I think I understood you wrongly, Dione, and perhaps that got the discussion going in the wrong direction.
I think there are several ways of approaching this question, because in fact the word believe is used in several different ways. Colloquially, it's quite often used as a synonym for 'I think' -- as in, 'He should be here in five minutes, I believe he was getting the 10.30 train.' And by the same token it is often used as a synonym for "I am of the opinion that", as in "it's my belief that if Gordon Brown had called an election in the autumn of 2009, he would have won it".

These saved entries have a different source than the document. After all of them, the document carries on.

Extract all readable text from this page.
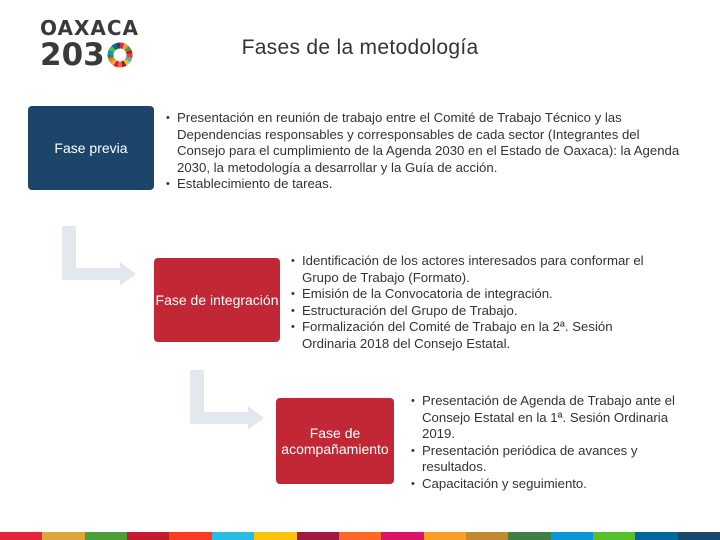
OAXACA
2 03	Fases de la metodología
Fase previa
Fase de integración
Fase de acompañamiento
• Presentación en reunión de trabajo entre el Comité de Trabajo Técnico y las Dependencias responsables y corresponsables de cada sector (Integrantes del Consejo para el cumplimiento de la Agenda 2030 en el Estado de Oaxaca): la Agenda 2030, la metodología a desarrollar y la Guía de acción.
• Establecimiento de tareas.
• Identificación de los actores interesados para conformar el Grupo de Trabajo (Formato).
• Emisión de la Convocatoria de integración.
• Estructuración del Grupo de Trabajo.
• Formalización del Comité de Trabajo en la 2ª. Sesión Ordinaria 2018 del Consejo Estatal.
• Presentación de Agenda de Trabajo ante el Consejo Estatal en la 1ª. Sesión Ordinaria 2019.
• Presentación periódica de avances y resultados.
• Capacitación y seguimiento.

Neither of these very common usages have much relation to the definitions cited by Pedro and Technodad, in which 'believe' carries a lot of epistemological weight -- and their definitions are phrased to make any belief inherently fallacious because, by definition, a belief lacks evidence.
However, specialsubject's example is an interesting one: "I believe that if I drop this laptop, it won't hit the ceiling", because this, for specialsubject is an example of a belief where there is evidence. Except that there isn't as Hume showed as long ago as the eighteenth century, we cannot take past occurrences as evidence of future recurrences of the same phenomena. Just because the laptop hit the floor there is no certainty that it will not float up to the ceiling next time, because there may be larger patterns at work of which we are unaware. Nevertheless, we normally assume that past experiences do predict future phenomena, and this is, in Pedro and Technodad's sense, a "belief": an acceptance that something is true without verifiable evidence. In that sense we all have beliefs about the world around us even those people who think they do not have any beliefs.
Just to clarify two points from my post. The first is that the Indiana Jones invisible bridge was an analogy not of my own supernatural powers (which I don't have), but of the way that belief in God means I trust what I cannot see. I do walk over the bridge (just as I eat and drink and pay bills) in the sense that I depend upon God.
And the quote from Lewis, I understand not as meaning that Christianity is a prism, but that it is the medium through which Lewis sees everything. Another way of putting it is the wonderful line from Psalm 36: In you is the fountain of life; by your light we see light.' God is prior to and outside of the cosmos, and only by his light (or through his existence) can we know anything of the cosmos. But that's a bit of a tangent to this discussion.